Uma história com desfecho inusitado e sem indícios de crime ocorreu em Ivaiporã nesta sexta-feira, 25 de julho de 2025, envolvendo um aparelho celular Samsung Galaxy J7, um idoso e uma peculiar negociação. A Polícia Militar foi acionada por volta das 19h04min para esclarecer a situação em um endereço na Avenida Aparício Cardoso Bitencourt, no Centro.
A ocorrência se desenrolou a partir de um boletim anterior, no qual o filho do proprietário do celular, um idoso, já havia relatado que seu pai, devido à idade avançada, costuma realizar trocas de celulares e outros pertences pessoais, acreditando sempre obter alguma vantagem. Esse comportamento prévio do idoso foi crucial para a compreensão dos fatos.
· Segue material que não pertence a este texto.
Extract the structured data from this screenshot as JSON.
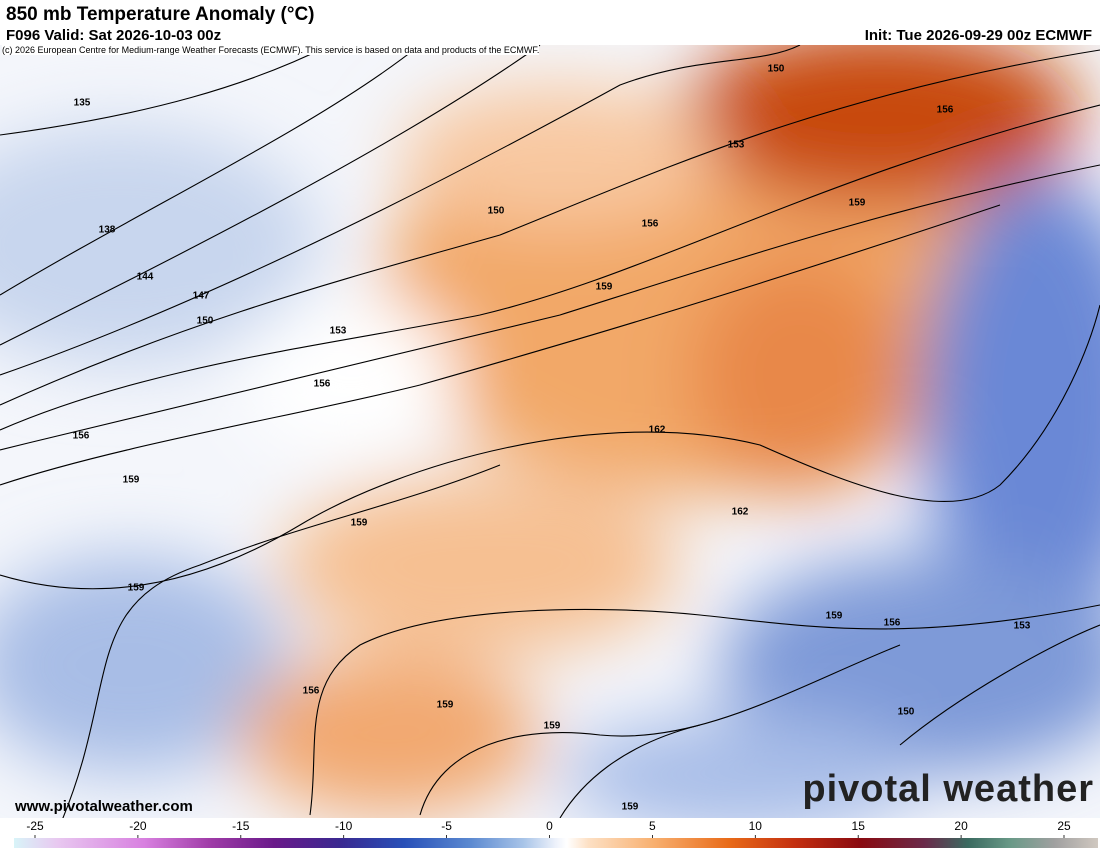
{
  "header": {
    "title": "850 mb Temperature Anomaly (°C)",
    "valid": "F096 Valid: Sat 2026-10-03 00z",
    "init": "Init: Tue 2026-09-29 00z ECMWF",
    "copyright": "(c) 2026 European Centre for Medium-range Weather Forecasts (ECMWF). This service is based on data and products of the ECMWF."
  },
  "map": {
    "contour_labels": [
      135,
      138,
      144,
      147,
      150,
      153,
      156,
      156,
      159,
      159,
      159,
      150,
      156,
      159,
      150,
      153,
      156,
      159,
      162,
      162,
      159,
      156,
      153,
      150,
      156,
      159,
      159,
      159
    ],
    "website": "www.pivotalweather.com",
    "logo": "pivotal weather"
  },
  "colorbar": {
    "ticks": [
      -25,
      -20,
      -15,
      -10,
      -5,
      0,
      5,
      10,
      15,
      20,
      25
    ]
  }
}
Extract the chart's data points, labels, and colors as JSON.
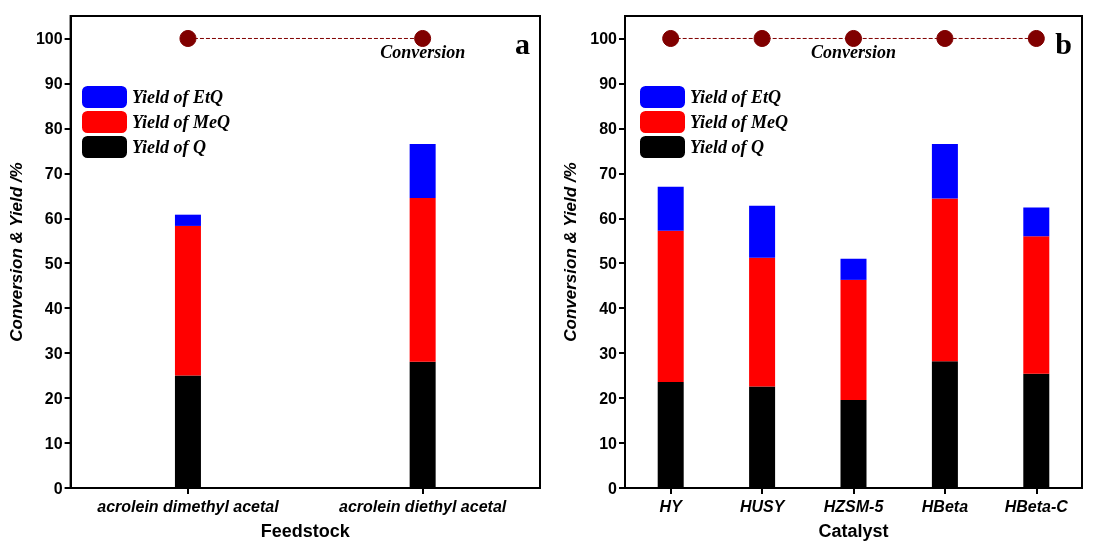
{
  "chart_data": [
    {
      "type": "bar",
      "xlabel": "Feedstock",
      "ylabel": "Conversion & Yield /%",
      "annotations": [
        "a"
      ],
      "categories": [
        "acrolein dimethyl acetal",
        "acrolein diethyl acetal"
      ],
      "stacked": true,
      "ylim": [
        0,
        105
      ],
      "yticks": [
        0,
        10,
        20,
        30,
        40,
        50,
        60,
        70,
        80,
        90,
        100
      ],
      "grid": false,
      "legend": "top left",
      "series": [
        {
          "name": "Yield of Q",
          "color": "#000000",
          "values": [
            25.0,
            28.1
          ]
        },
        {
          "name": "Yield of MeQ",
          "color": "#ff0000",
          "values": [
            33.3,
            36.4
          ]
        },
        {
          "name": "Yield of EtQ",
          "color": "#0000ff",
          "values": [
            2.5,
            12.0
          ]
        },
        {
          "name": "Conversion",
          "type": "line",
          "color": "#800000",
          "marker": "circle",
          "line_style": "dashed",
          "values": [
            100,
            100
          ]
        }
      ]
    },
    {
      "type": "bar",
      "xlabel": "Catalyst",
      "ylabel": "Conversion & Yield /%",
      "annotations": [
        "b"
      ],
      "categories": [
        "HY",
        "HUSY",
        "HZSM-5",
        "HBeta",
        "HBeta-C"
      ],
      "stacked": true,
      "ylim": [
        0,
        105
      ],
      "yticks": [
        0,
        10,
        20,
        30,
        40,
        50,
        60,
        70,
        80,
        90,
        100
      ],
      "grid": false,
      "legend": "top left",
      "series": [
        {
          "name": "Yield of Q",
          "color": "#000000",
          "values": [
            23.6,
            22.6,
            19.6,
            28.2,
            25.4
          ]
        },
        {
          "name": "Yield of MeQ",
          "color": "#ff0000",
          "values": [
            33.6,
            28.6,
            26.7,
            36.2,
            30.6
          ]
        },
        {
          "name": "Yield of EtQ",
          "color": "#0000ff",
          "values": [
            9.8,
            11.6,
            4.7,
            12.1,
            6.4
          ]
        },
        {
          "name": "Conversion",
          "type": "line",
          "color": "#800000",
          "marker": "circle",
          "line_style": "dashed",
          "values": [
            100,
            100,
            100,
            100,
            100
          ]
        }
      ]
    }
  ]
}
O solicitante, filho do senhor, informou à equipe policial que seu pai havia adquirido o referido aparelho celular no bairro Monte Castelo, em via pública, de um indivíduo desconhecido. A transação ocorreu mediante o pagamento de R$ 400,00 em espécie. A peculiaridade da história começou quando o novo "comprador" do aparelho, ao manuseá-lo e acessar seus conteúdos, identificou que o celular, na verdade, pertencia ao pai do solicitante.
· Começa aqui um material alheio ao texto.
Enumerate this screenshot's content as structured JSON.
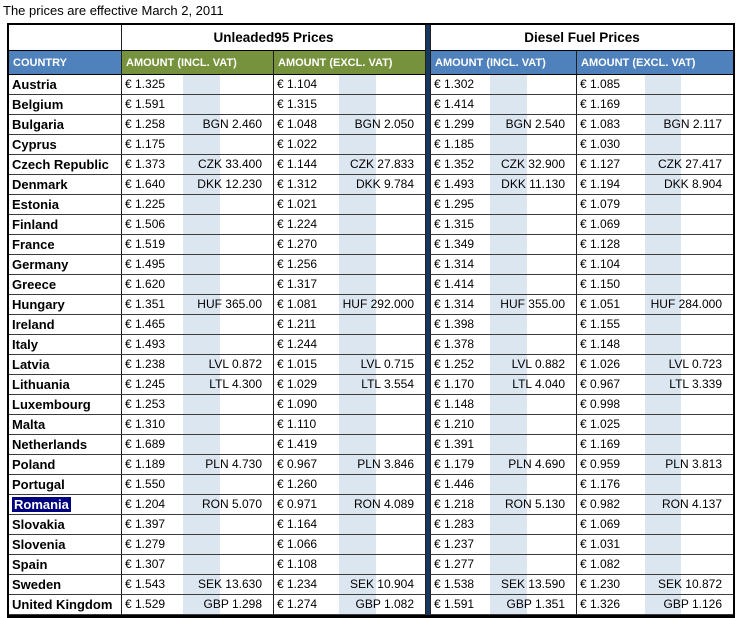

Diante da constatação surpreendente, o senhor agiu com probidade: ele prontamente entrou em contato com a família da vítima e, de forma espontânea, concordou em devolver o aparelho. O solicitante reconheceu o celular como sendo de seu pai, confirmando a propriedade através de características específicas do aparelho.
O "comprador" honesto, entretanto, não soube fornecer características do homem que lhe vendeu o celular. Ele alegou que o contato foi muito breve e que não houve troca de informações detalhadas com o vendedor desconhecido. Essa falta de dados sobre o vendedor reforça a ausência de intenção criminosa por parte do comprador, que agiu de boa-fé ao devolver o item.
A equipe policial ressaltou que, conforme o boletim de ocorrência anterior, a conduta do idoso em negociar seus pertences por acreditar em vantagem é um fator relevante. Essa informação foi fundamental para determinar que não havia indícios de que o aparelho tivesse sido subtraído mediante furto ou qualquer outra prática criminosa. O caso, portanto, foi classificado como "Fato Não Constatado – Sem Ilicitude".
O aparelho foi devolvido à vítima, e todos os envolvidos foram devidamente orientados quanto aos procedimentos legais cabíveis. O episódio, embora incomum, teve um desfecho positivo e reforça a importância da honestidade e da comunicação em situações de equívoco, evitando que mal-entendidos se transformem em problemas legais mais graves. O boletim de ocorrência foi confeccionado apenas para registro formal dos fatos.